A different question
There’s one more question I’ve been asking my clients lately, because it surprises them every time:
Is there something you loved as a child that you’ve never let yourself come back to?
Not a career pivot. Not a side hustle. Not a thing you’d be good at. Just a thing you used to do that had nothing to do with being good at anything.
That distinction matters more than it sounds. What you’re good at can always be worked on — trained, improved, earned. What you love lives on a different axis entirely. The two can overlap, and sometimes do. But one has never predicted the other.
Most people can’t answer the childhood question at first. That’s the point. The boss who lives inside us was never interested in what we enjoyed — only in what we produced. Even remembering the question is a quiet act of coming home to yourself.
Embrace the drive. Don’t let it drive you.
I’m not telling anyone to stop achieving. The drive is part of who we are — it’s the reason many of us are where we are. Embrace it.

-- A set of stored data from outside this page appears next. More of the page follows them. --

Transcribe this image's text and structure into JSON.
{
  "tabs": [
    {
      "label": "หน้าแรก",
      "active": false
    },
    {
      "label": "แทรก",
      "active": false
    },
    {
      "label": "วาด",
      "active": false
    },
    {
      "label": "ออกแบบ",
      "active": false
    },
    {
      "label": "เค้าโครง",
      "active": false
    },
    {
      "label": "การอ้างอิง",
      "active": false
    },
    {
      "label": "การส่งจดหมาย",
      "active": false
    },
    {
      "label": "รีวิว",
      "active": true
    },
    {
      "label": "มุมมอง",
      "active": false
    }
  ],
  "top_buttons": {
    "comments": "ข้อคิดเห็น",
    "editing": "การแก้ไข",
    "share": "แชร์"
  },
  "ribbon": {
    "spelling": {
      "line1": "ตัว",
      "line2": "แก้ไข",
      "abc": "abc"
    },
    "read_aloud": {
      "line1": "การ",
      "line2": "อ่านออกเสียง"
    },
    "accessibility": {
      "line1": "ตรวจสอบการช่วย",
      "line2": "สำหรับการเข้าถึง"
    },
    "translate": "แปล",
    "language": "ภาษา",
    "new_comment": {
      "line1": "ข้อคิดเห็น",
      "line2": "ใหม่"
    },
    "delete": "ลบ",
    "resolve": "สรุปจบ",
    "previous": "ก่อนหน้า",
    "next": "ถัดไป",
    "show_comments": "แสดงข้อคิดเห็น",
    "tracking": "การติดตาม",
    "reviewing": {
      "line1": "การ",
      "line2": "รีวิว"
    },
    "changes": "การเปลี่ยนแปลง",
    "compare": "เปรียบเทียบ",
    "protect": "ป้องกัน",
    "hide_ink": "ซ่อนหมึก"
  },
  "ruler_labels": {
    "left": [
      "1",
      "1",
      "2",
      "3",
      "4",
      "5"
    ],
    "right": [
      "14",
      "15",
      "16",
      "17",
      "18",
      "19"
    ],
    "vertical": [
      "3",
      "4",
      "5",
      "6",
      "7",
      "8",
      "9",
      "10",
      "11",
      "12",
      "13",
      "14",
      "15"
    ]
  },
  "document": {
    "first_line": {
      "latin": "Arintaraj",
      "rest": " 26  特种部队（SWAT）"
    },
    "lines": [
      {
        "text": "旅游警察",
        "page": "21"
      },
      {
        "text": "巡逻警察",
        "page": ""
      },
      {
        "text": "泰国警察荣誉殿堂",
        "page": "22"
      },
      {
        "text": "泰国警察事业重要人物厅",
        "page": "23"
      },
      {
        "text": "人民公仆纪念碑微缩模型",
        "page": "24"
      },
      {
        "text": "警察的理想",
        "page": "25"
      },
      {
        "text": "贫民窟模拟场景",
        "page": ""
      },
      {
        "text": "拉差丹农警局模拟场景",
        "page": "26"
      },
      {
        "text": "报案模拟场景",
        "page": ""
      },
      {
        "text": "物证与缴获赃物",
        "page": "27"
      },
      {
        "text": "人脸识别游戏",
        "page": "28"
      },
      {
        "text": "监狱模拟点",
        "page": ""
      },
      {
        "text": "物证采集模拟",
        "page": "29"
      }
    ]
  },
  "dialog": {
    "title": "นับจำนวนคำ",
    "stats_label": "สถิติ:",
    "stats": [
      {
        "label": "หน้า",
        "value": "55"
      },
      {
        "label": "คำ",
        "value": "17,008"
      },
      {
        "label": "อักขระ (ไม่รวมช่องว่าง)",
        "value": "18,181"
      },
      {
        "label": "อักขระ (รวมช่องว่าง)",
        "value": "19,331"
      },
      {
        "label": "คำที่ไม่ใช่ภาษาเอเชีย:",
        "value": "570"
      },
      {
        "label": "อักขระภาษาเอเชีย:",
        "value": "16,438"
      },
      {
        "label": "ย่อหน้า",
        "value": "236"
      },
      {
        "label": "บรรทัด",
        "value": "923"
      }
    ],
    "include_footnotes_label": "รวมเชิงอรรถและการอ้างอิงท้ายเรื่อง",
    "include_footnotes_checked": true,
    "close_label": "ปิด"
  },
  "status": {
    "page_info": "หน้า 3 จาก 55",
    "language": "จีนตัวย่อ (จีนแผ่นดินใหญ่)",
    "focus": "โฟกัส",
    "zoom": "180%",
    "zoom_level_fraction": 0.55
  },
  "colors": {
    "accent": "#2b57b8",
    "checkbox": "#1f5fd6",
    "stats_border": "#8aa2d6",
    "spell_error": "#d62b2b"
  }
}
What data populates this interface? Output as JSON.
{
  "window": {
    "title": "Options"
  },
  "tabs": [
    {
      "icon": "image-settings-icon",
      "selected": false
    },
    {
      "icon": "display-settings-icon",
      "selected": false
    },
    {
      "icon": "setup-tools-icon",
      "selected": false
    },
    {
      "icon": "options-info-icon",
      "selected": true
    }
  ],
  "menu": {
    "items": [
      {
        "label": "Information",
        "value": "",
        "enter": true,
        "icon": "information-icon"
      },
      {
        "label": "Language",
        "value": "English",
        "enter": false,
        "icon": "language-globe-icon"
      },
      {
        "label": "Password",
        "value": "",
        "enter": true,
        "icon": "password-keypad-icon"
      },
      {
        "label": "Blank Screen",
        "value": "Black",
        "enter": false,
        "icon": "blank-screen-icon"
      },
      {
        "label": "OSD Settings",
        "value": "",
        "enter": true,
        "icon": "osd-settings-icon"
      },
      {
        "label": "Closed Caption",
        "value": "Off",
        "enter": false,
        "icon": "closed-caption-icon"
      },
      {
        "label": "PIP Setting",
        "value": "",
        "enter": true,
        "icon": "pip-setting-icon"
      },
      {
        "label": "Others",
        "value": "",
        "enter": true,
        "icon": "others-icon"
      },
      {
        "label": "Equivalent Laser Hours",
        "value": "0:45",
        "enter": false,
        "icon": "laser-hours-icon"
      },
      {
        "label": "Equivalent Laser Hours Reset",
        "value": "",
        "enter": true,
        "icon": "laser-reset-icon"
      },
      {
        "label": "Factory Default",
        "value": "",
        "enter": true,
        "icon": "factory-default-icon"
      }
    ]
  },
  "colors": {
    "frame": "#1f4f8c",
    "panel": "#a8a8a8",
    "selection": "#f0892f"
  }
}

But if you let it drive you, you’ll get very far, very fast — and one day you’ll look up and realize you’re not sure whose life you’ve been living.
I’ll admit I still have to fight this boss sometimes. I catch myself worrying whether this new path will match the success of the old one — and then I have to ask: who gets to define the success?
The wiser move isn’t to slow down forever. It’s to pause before the next iteration and check whether the destination is still yours.
If that pause feels uncomfortable, good. That’s the boss who lives inside, reminding you that it’s still there.
Choosing not to optimize, sometimes, isn’t laziness. It might be the first thing you get to do entirely on your own behalf.